The only unacceptable thing

to me, is not believing in my dream. All else is forgivable, that is not. There’s a scene in Signs, two brothers on the couch, that speaks to this. And I’m supposed to be bigger than my failures, we’re supposed to somehow escape our limitations, become more than our parents and more than our yesterday. Currents of culture create the reason that, say, Titanic played longer than any movie ever—Ash asks: what was it about our place and time that made it so people went to see that movie over and over in the theater? Why is marriage unacceptable to us now? It’s so hard to see, from within the culture of a business or a family or a country, that a lot of this is arbitrary.
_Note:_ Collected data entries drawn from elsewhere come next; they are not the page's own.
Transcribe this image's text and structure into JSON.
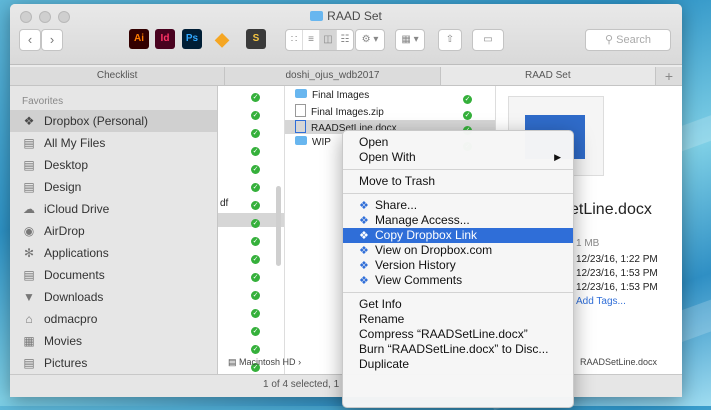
{
  "window": {
    "title": "RAAD Set"
  },
  "toolbar": {
    "search_placeholder": "Search",
    "back": "‹",
    "forward": "›",
    "apps": [
      {
        "label": "Ai",
        "color": "#ff7c00",
        "bg": "#330000"
      },
      {
        "label": "Id",
        "color": "#ff3366",
        "bg": "#49021f"
      },
      {
        "label": "Ps",
        "color": "#31a8ff",
        "bg": "#001e36"
      }
    ]
  },
  "tabs": [
    "Checklist",
    "doshi_ojus_wdb2017",
    "RAAD Set",
    "+"
  ],
  "sidebar": {
    "heading": "Favorites",
    "items": [
      "Dropbox (Personal)",
      "All My Files",
      "Desktop",
      "Design",
      "iCloud Drive",
      "AirDrop",
      "Applications",
      "Documents",
      "Downloads",
      "odmacpro",
      "Movies",
      "Pictures"
    ],
    "selected_index": 0
  },
  "column2": {
    "files": [
      "Final Images",
      "Final Images.zip",
      "RAADSetLine.docx",
      "WIP"
    ],
    "partial_text": "df"
  },
  "preview": {
    "file_name": "etLine.docx",
    "size": "1 MB",
    "dates": [
      "12/23/16, 1:22 PM",
      "12/23/16, 1:53 PM",
      "12/23/16, 1:53 PM"
    ],
    "add_tags": "Add Tags..."
  },
  "context_menu": {
    "items": [
      {
        "label": "Open",
        "submenu": false,
        "dropbox": false
      },
      {
        "label": "Open With",
        "submenu": true,
        "dropbox": false
      },
      {
        "sep": true
      },
      {
        "label": "Move to Trash",
        "submenu": false,
        "dropbox": false
      },
      {
        "sep": true
      },
      {
        "label": "Share...",
        "submenu": false,
        "dropbox": true
      },
      {
        "label": "Manage Access...",
        "submenu": false,
        "dropbox": true
      },
      {
        "label": "Copy Dropbox Link",
        "submenu": false,
        "dropbox": true,
        "highlighted": true
      },
      {
        "label": "View on Dropbox.com",
        "submenu": false,
        "dropbox": true
      },
      {
        "label": "Version History",
        "submenu": false,
        "dropbox": true
      },
      {
        "label": "View Comments",
        "submenu": false,
        "dropbox": true
      },
      {
        "sep": true
      },
      {
        "label": "Get Info",
        "submenu": false,
        "dropbox": false
      },
      {
        "label": "Rename",
        "submenu": false,
        "dropbox": false
      },
      {
        "label": "Compress “RAADSetLine.docx”",
        "submenu": false,
        "dropbox": false
      },
      {
        "label": "Burn “RAADSetLine.docx” to Disc...",
        "submenu": false,
        "dropbox": false
      },
      {
        "label": "Duplicate",
        "submenu": false,
        "dropbox": false
      }
    ]
  },
  "pathbar": {
    "disk": "Macintosh HD",
    "separator": "›",
    "end_file": "RAADSetLine.docx"
  },
  "status": {
    "text": "1 of 4 selected, 1"
  },
  "colors": {
    "accent": "#2f6ed8",
    "check": "#35b03b",
    "folder": "#68b6ef"
  }
}
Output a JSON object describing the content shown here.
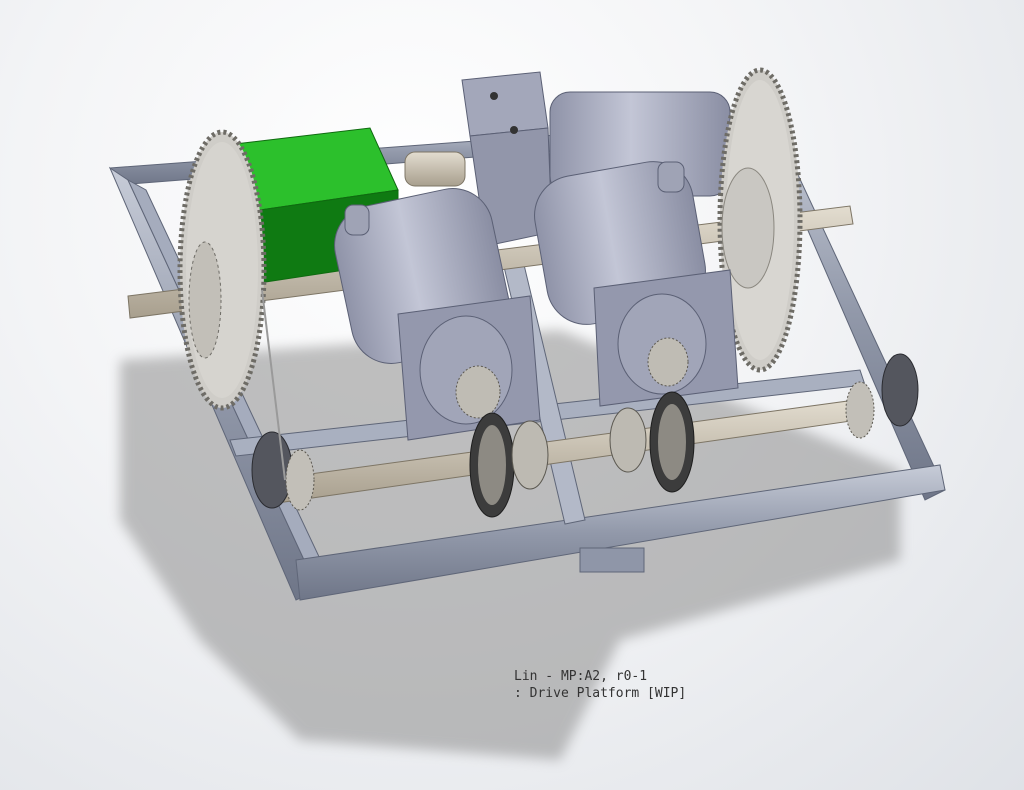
{
  "caption": {
    "line1": "Lin - MP:A2, r0-1",
    "line2": ": Drive Platform [WIP]"
  },
  "colors": {
    "background": "#f3f4f6",
    "frame_aluminum": "#9aa3b5",
    "motor_body": "#a7abbe",
    "battery_green": "#19a81c",
    "sprocket": "#c9c8c4",
    "shaft": "#c7c0b2",
    "shadow": "#8e8e8e"
  },
  "parts": [
    "aluminum-extrusion-frame",
    "drive-motor-left",
    "drive-motor-right",
    "gearbox-motor-rear",
    "battery-box",
    "sprocket-large-left",
    "sprocket-large-right",
    "drive-shaft-front",
    "drive-shaft-rear",
    "omni-wheel-left",
    "omni-wheel-right",
    "pillow-block-bearings"
  ]
}
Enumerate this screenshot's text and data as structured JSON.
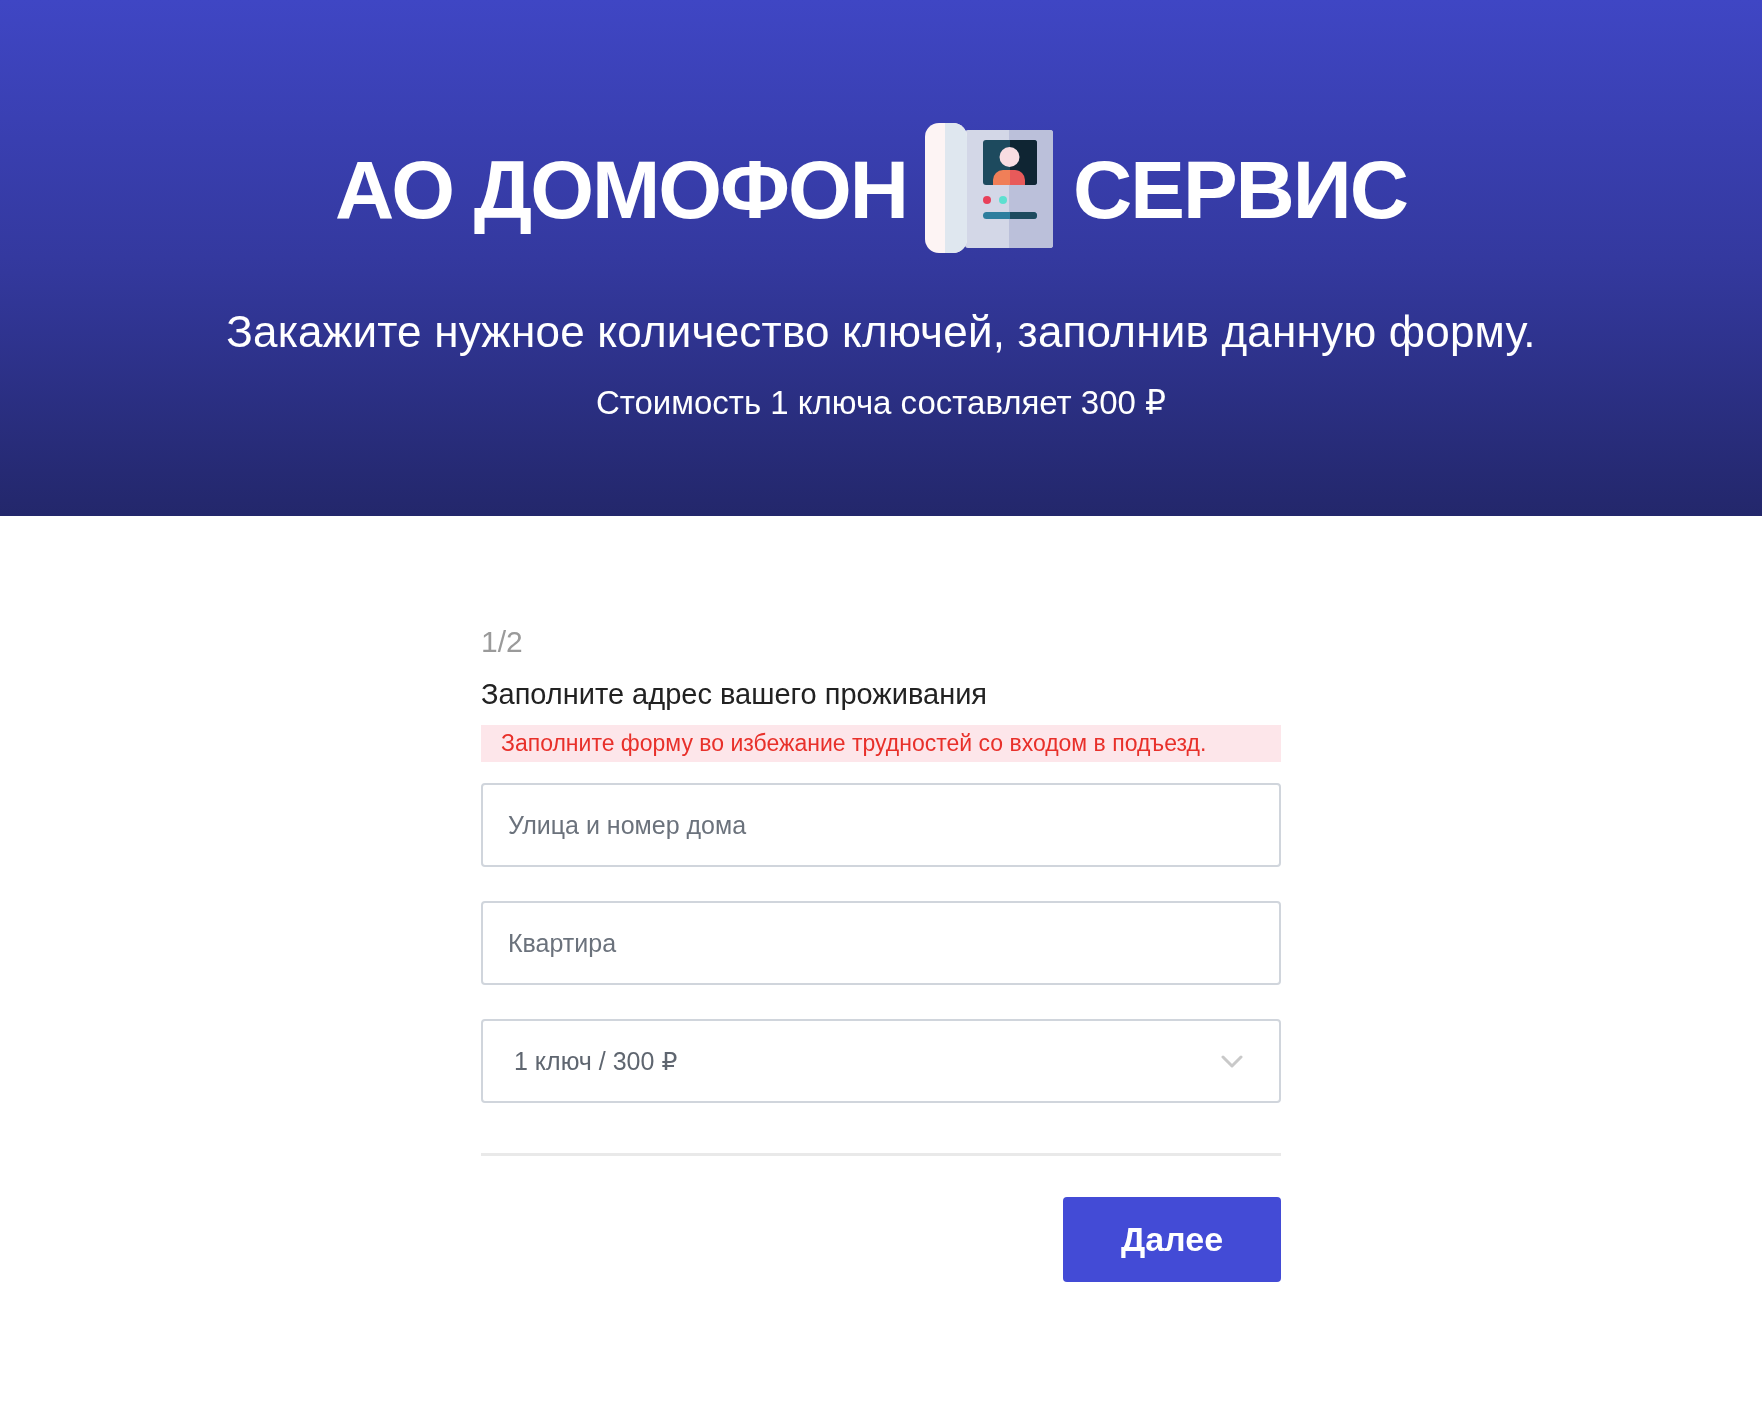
{
  "header": {
    "logo": {
      "left_text": "АО ДОМОФОН",
      "right_text": "СЕРВИС"
    },
    "headline": "Закажите нужное количество ключей, заполнив данную форму.",
    "price_note": "Стоимость 1 ключа составляет 300 ₽"
  },
  "form": {
    "step": "1/2",
    "title": "Заполните адрес вашего проживания",
    "alert": "Заполните форму во избежание трудностей со входом в подъезд.",
    "fields": [
      {
        "kind": "text",
        "placeholder": "Улица и номер дома"
      },
      {
        "kind": "text",
        "placeholder": "Квартира"
      },
      {
        "kind": "select",
        "value": "1 ключ / 300 ₽"
      }
    ],
    "next_button": "Далее"
  }
}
The king of Morocco makes bigamy legal in a country where, in that time, there was so high a female-to-male ratio that even-matched marriages left many women poor. And we forget this, but: when my sister is doing badly, that reflects on me. That’s part of the definition of family that has been forgotten: your problems are mine and my problems are yours. We’re deluded with the illusion of independence: people in Dayton want to keep public transportation out of the Beavercreek mall, but they don’t understand that in order to live the life they want to live in Beavercreek, you have to bus in people to clerk the stores in the mall, you have to bus in housekeepers and maids and slaves…having slaves and having no busses are mutually exclusive, but people will try for them both anyway. I read the website of my friend (and it inspires me to post here—maybe our websites are just talking to each other), I enjoy aesthetic reactions in my own brain to a computer-generated graphic of a surreal biological entity,

And I think if you step way back from the arts & sciences, that maybe, even though it’s all interesting, it’s all worthwhile, that the only thing left is poetry, photography, snapshots of existence: science is all well and good, and probably will never see an end, but, as a limited subjective being in time, who cares? What matters to us is isolated fragments, a conversation, that moment, one taste, the particular way it happened to me…that—and only that—is of the utmost importance.

I’m on a beach, and the sea and the sand and the sky come together. A railroad track separates the ocean from the highway and we take in the view, in our time.